ABOUT THIS BOOK
The Wajorese people were one of many groups that spread across Indonesian during the early modern era. In the wake of the Makassar War (1666–1669), the Dutch took control of Makassar on the Indonesian island of Sulawesi and used it to consolidate their power in the region. Because the Wajorese had sided with the war’s losers, they were treated very harshly and many opted to emigrate. They scattered far and wide across the Southeast Asian archipelago, settling in eastern Kalimantan, western Sumatra, the Straits of Malacca, and the Sulawesian port city of Makassar.

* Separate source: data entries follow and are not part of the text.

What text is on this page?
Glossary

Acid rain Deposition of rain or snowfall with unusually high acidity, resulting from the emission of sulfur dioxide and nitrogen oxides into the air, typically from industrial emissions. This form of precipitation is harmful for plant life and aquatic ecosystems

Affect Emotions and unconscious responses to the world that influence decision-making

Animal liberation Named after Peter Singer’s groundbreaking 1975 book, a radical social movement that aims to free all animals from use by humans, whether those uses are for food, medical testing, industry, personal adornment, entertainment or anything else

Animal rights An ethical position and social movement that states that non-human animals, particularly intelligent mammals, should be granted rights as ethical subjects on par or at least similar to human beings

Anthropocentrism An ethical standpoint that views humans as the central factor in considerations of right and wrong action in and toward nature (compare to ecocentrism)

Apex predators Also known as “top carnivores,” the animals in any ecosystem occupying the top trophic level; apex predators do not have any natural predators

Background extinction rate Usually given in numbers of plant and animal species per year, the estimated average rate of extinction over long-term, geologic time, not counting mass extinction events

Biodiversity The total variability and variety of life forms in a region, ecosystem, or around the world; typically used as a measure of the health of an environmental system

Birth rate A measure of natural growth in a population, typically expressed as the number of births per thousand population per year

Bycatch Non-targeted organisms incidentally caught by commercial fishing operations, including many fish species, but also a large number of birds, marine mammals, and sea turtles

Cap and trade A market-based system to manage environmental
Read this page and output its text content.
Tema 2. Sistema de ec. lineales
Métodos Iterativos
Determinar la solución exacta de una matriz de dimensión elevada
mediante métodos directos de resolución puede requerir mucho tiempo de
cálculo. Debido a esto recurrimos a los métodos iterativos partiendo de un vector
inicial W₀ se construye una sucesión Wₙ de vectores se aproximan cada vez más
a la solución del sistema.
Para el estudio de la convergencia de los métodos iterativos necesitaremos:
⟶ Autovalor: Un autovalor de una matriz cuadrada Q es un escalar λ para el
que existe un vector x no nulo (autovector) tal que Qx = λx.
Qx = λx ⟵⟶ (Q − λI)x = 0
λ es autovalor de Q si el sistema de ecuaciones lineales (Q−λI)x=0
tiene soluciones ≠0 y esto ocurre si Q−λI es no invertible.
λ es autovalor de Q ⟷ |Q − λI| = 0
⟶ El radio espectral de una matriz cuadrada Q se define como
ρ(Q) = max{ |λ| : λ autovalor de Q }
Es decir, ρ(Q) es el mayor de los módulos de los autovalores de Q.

Wellen reconstructs the fascinating and little-told story of the Wajorese diaspora. Wajorese migrants exhibited remarkable versatility in adapting to local conditions in the areas where they settled. They perpetuated their own culture overseas while simultaneously using various assimilation strategies such as intermarriage to thrive in their adopted homelands. Relations between Wajorese migrants and their homeland intensified in the early 18th century when successive rulers in Wajoq deliberately sought to harness the growing military and commercial potential of the migrant communities. This effort culminated in the 1730s when the exiled La Maddukelleng, an Indonesian national hero, returned to Makassar from neighboring eastern Kalimantan and attempted to expel the Dutch from South Sulawesi. His campaign exemplifies the manner in which overseas Wajorese remained an essential part of Wajoq long after they left home.
The Open Door’s strong thematic organization allows readers with specific interests such as commercial law, family networks, diaspora, and comparative politics to quickly find fascinating and relevant information about this lesser-known Southeast Asian society.